After wrapping up a Q&A session at a public conference where I presented on the topic of Islam and Christian-Muslim relations to a largely evangelical Christian audience, an older man who was sitting in the back approached me at the podium.
Rather nonchalantly, he asked, “You do know that the Constitution wasn’t written for Muslims, right?”
As we talked, he elaborated on his opinion that the concept of religious freedom does not apply to Islam and Muslims because, he said matter-of-factly, “Islam is not a religion.” At the time, it seemed to me a fringe theory cooked up in the dark corners of the internet or in 6am greasy-spoon breakfast meet-ups.

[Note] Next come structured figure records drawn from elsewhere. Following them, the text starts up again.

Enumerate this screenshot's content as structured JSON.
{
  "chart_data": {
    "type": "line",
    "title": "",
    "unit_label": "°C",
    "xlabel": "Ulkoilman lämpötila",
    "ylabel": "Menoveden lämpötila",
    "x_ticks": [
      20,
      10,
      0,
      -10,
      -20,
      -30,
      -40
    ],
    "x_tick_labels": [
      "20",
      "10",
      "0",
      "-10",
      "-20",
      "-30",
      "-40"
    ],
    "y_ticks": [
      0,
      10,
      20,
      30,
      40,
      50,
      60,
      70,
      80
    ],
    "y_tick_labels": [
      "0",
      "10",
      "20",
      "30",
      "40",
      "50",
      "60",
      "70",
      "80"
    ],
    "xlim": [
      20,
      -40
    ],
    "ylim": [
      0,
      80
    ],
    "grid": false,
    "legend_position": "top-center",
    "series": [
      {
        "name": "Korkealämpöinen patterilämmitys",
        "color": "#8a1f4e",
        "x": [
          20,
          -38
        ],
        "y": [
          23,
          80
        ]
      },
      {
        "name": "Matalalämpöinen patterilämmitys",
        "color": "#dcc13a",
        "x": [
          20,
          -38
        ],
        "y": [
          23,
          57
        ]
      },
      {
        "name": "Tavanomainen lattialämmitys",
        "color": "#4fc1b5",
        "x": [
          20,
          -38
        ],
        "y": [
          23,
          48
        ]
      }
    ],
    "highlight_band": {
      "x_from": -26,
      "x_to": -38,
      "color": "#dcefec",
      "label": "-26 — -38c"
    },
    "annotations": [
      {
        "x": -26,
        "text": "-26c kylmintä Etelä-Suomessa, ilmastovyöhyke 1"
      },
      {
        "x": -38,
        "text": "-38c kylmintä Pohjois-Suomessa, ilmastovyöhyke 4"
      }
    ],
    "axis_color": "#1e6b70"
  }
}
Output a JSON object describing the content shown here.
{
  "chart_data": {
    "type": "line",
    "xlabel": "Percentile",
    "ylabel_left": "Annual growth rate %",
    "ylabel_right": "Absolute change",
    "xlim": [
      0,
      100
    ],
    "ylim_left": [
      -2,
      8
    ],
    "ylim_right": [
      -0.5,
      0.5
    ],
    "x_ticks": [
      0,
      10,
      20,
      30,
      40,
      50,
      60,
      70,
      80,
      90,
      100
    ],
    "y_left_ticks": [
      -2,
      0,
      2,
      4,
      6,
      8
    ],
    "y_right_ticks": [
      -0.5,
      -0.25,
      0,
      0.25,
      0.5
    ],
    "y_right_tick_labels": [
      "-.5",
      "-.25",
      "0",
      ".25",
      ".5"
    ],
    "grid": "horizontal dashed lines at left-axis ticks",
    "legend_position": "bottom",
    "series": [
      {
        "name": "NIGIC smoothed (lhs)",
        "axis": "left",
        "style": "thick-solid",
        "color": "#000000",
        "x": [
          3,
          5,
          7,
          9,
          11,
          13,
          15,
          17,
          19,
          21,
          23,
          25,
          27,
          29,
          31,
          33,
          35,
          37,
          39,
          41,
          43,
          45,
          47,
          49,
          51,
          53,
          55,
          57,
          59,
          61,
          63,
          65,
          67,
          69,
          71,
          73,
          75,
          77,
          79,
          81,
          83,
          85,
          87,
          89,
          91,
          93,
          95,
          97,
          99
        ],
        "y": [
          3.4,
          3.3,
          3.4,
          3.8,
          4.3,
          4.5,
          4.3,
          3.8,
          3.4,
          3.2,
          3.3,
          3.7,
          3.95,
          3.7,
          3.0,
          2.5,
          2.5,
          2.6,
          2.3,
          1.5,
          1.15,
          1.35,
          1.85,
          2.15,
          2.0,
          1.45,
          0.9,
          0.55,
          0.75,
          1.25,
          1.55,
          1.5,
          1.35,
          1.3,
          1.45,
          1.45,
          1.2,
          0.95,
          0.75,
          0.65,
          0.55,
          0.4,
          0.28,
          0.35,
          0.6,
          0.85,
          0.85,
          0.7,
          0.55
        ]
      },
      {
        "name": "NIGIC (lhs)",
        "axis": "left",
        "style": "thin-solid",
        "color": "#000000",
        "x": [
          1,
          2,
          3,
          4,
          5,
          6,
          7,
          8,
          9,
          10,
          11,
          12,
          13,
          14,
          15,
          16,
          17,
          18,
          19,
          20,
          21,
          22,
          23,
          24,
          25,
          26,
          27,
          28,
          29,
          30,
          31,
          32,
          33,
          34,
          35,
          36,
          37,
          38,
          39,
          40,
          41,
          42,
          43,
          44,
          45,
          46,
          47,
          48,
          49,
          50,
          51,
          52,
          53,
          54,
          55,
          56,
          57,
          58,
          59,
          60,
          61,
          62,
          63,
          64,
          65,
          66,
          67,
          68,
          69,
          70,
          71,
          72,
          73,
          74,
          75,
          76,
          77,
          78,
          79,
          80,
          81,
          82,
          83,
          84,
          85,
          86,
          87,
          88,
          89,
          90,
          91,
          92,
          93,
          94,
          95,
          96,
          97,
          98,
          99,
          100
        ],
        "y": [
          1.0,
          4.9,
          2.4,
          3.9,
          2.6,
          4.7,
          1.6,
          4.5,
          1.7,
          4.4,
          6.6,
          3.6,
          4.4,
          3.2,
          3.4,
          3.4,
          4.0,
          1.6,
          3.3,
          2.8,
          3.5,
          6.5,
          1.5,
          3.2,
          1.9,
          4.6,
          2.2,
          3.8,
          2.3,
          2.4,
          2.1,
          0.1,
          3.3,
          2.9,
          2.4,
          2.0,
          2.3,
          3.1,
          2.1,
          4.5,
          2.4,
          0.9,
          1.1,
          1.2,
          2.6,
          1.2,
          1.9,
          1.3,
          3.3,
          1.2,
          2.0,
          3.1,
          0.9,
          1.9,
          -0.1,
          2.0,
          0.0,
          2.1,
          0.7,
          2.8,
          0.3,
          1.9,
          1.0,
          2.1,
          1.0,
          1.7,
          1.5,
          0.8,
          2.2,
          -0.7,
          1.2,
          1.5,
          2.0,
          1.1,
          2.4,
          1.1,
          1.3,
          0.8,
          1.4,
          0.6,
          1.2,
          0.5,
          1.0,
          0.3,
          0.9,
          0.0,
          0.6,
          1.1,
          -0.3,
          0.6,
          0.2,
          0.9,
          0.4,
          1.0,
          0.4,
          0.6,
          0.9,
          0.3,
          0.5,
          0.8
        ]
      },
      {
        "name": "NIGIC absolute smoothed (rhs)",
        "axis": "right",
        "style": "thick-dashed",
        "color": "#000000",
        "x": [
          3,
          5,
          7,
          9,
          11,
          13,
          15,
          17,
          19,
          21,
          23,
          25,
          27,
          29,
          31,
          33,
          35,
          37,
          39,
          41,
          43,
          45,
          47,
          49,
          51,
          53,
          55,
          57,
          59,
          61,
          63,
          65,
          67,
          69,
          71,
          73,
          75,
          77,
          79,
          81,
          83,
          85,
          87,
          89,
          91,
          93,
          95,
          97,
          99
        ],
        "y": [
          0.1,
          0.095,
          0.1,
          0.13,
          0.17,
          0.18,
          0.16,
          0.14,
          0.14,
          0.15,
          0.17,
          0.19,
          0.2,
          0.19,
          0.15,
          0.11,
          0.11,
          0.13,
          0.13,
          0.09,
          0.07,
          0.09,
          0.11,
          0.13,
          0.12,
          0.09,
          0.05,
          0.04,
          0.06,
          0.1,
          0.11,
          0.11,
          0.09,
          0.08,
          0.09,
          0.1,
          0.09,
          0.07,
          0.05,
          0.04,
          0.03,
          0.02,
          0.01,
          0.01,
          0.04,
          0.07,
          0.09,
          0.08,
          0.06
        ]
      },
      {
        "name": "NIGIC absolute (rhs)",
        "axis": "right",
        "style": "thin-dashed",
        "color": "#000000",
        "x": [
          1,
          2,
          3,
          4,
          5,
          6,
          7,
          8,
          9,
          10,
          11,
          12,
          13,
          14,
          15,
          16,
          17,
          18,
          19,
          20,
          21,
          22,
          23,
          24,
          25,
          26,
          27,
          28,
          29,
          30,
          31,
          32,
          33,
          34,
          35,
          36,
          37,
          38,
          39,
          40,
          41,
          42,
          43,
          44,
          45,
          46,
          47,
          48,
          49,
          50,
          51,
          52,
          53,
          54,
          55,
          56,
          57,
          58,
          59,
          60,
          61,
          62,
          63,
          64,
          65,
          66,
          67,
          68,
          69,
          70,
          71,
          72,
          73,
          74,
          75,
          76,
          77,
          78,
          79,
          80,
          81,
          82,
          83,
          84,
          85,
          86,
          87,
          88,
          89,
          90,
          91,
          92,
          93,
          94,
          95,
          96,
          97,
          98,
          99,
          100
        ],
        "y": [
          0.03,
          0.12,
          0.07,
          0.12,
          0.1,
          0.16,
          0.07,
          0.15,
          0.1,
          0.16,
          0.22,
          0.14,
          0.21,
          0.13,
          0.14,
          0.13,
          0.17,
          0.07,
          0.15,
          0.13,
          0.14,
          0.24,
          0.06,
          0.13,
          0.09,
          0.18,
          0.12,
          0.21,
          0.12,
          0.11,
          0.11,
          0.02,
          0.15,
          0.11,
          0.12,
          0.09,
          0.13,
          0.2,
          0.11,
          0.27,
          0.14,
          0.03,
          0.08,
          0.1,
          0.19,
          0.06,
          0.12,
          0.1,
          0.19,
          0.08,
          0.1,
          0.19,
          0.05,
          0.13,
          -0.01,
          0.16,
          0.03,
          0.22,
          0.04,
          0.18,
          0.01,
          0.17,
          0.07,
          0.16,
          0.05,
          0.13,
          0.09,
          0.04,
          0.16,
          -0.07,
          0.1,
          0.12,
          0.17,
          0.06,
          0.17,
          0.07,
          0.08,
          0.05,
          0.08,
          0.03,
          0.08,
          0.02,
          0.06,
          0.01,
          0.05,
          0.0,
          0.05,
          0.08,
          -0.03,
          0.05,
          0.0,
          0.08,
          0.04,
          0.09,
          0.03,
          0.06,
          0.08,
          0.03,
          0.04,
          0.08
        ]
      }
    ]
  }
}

In short, I could not really believe — given my own biases — that people could actually think that the First Amendment and its promise of religious freedom did not extend to Islam and Muslims in the U.S.
However, far from fringe political theory or radical cultural posturing, this view has found its way into legal briefs, court cases, and political contexts in recent years. In fact, these legal and political perspectives are the fodder for Asma Uddin’s new book When Islam Is Not a Religion: Inside America’s Fight for Religious Freedom.
In this work, Uddin points out that many Americans insist that the religious liberty they so quickly claim for Christianity or Judaism (or other religions beyond the nation’s so-called “Judeo-Christian” heritage) does not extend to Islam and Muslims in the U.S.